His film Peshmerga premiered at the Cannes Film Festival in 2015.


La Battile De Mossoul, narrated by the director himself with English subtitles, hit the silver screen in Erbil and was first seen by Kurdish officials, among them Prime Minister Nechirvan Barzani and foreign diplomats in the Kurdish capital.


Levy said that his film was to pay tribute to the Kurds’ fight against terrorism and recognize the fact that despite centuries of persecution they still stand strong as a nation.


He said his film was to show that, “The Kurdish nation is persecuted for ages and condemned to death by ISIS jihadis, but this people have survived and their executioners are dead. This is one of the strongest elements of legitimacy of a nation.”


“So many of your enemies are in the grave,” Levy said. “Tyrannies collapsed and the Kurdistan people are still standing.”


The first part of the film features the start of the Mosul offensive in October 2016 when the Kurdish Peshmerga attacked ISIS on several fronts and opened the way for Iraqi forces to enter the city.


Levy and his crew accompanied Iraqi forces in parts of Mosul when they engaged the radical militants in house-to-house battles.


The Kurdish Peshmerga are the main characters of Levy’s new film when they liberate Christian and Yezidi towns and try to restore houses of worship, which Levy says must be acknowledged by the world.
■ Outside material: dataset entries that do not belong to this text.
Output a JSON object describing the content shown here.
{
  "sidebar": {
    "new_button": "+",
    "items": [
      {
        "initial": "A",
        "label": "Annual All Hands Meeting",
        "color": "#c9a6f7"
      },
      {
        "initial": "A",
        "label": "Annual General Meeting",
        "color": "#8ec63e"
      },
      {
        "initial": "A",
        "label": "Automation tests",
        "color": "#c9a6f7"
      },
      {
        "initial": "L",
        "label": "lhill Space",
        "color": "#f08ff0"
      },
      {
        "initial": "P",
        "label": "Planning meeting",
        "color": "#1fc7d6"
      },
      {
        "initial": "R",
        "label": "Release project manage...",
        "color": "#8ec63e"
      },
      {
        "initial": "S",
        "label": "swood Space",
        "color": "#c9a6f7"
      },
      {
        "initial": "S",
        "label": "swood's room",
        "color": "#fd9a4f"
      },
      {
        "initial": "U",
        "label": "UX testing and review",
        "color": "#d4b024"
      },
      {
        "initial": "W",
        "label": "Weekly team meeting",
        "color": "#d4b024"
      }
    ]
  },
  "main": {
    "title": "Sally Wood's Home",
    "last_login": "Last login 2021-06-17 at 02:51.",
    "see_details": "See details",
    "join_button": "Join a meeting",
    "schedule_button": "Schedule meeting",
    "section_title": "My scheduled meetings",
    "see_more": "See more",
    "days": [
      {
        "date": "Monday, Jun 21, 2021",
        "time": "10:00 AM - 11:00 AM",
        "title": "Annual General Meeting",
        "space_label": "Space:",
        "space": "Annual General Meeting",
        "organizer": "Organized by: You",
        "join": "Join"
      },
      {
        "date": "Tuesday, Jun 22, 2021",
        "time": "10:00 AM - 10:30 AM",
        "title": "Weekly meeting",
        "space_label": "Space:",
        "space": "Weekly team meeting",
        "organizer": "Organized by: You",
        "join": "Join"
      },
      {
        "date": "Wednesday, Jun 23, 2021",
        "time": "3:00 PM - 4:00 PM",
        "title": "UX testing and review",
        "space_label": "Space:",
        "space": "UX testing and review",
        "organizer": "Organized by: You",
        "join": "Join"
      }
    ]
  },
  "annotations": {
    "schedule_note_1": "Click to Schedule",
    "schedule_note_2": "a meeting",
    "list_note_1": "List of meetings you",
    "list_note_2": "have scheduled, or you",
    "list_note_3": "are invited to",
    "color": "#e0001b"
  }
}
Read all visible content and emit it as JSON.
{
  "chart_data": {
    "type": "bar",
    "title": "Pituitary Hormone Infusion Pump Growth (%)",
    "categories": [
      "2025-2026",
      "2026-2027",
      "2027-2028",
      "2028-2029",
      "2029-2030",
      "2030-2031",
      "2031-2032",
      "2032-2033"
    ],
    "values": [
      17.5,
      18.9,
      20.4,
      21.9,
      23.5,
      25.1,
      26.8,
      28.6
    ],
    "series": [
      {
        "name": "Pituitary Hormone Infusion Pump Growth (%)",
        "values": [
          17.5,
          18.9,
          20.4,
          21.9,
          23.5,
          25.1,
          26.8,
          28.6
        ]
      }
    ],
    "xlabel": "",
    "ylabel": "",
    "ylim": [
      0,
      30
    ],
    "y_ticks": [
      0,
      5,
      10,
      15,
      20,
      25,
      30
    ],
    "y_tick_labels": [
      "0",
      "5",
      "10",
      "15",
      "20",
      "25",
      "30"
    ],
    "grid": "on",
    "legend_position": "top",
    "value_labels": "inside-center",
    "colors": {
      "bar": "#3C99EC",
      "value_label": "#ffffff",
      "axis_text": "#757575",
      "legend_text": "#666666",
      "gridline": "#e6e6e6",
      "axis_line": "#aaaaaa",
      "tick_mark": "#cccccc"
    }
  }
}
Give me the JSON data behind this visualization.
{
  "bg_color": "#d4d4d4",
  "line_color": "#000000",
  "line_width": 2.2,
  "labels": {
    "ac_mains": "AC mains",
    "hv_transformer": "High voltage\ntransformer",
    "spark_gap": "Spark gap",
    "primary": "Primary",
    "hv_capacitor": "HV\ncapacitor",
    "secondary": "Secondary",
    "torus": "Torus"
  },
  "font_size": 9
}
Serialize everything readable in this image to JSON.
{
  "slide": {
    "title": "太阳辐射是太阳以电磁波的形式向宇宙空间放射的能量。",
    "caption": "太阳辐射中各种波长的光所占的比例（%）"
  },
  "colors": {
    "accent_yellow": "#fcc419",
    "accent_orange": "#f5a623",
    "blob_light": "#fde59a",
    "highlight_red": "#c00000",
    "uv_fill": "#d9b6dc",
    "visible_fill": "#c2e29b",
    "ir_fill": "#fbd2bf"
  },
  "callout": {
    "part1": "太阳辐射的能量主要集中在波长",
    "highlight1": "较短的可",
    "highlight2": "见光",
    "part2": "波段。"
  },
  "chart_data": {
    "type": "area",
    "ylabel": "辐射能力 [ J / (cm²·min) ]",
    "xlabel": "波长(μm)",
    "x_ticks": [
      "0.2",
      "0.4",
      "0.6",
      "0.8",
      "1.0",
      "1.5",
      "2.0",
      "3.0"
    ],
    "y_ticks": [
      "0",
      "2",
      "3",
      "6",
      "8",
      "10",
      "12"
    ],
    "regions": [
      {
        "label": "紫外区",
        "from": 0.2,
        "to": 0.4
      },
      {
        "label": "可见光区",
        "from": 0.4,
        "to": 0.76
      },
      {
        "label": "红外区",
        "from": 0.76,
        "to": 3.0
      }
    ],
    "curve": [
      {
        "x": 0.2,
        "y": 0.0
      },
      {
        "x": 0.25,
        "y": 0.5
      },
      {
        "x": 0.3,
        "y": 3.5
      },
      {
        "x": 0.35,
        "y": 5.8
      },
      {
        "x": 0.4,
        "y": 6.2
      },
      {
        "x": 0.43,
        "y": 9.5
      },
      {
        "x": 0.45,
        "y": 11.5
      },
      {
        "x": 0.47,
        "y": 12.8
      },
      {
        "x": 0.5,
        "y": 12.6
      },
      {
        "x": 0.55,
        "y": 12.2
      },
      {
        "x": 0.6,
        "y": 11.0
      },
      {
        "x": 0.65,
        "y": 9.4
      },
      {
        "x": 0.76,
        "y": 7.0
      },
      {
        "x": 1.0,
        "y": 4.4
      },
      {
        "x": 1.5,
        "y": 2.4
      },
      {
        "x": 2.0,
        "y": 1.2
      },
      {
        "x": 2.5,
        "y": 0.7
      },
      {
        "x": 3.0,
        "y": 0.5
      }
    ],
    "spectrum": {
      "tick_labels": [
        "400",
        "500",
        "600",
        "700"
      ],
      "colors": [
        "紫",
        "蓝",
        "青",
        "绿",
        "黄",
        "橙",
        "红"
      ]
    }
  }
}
“A lot of people in Europe say a Kurdish state means additional instability to the world, but I say the opposite,” said the French director.


“Stability is democracy and respect for others which are the commitments the people of Kurdistan.”


“A people whose soldiers climb a church with the cross, this people are able to be an additional stability.”


Levy said he believes a future Kurdish state will be a shelter for all the members of the scattered nation around the world.


“I know there is political division inside Kurdistan which is good and is democracy, but when there is an independent state it will be a shining star on the hill for all the Kurds in the world and in the area.”


The film contains many scenes of death and heartbreak, but its director remains optimistic that the war the Kurds are fighting today will end with the birth of a state believing in universal values.


“An independent Kurdistan it will be a little state in size but big in value,” Levy concluded. “There are many examples in the world. Many small states in size but big in value, fight and commitment,”


“And the Kurds fighting against ISIS is a sign that the moment will come and very soon I hope.”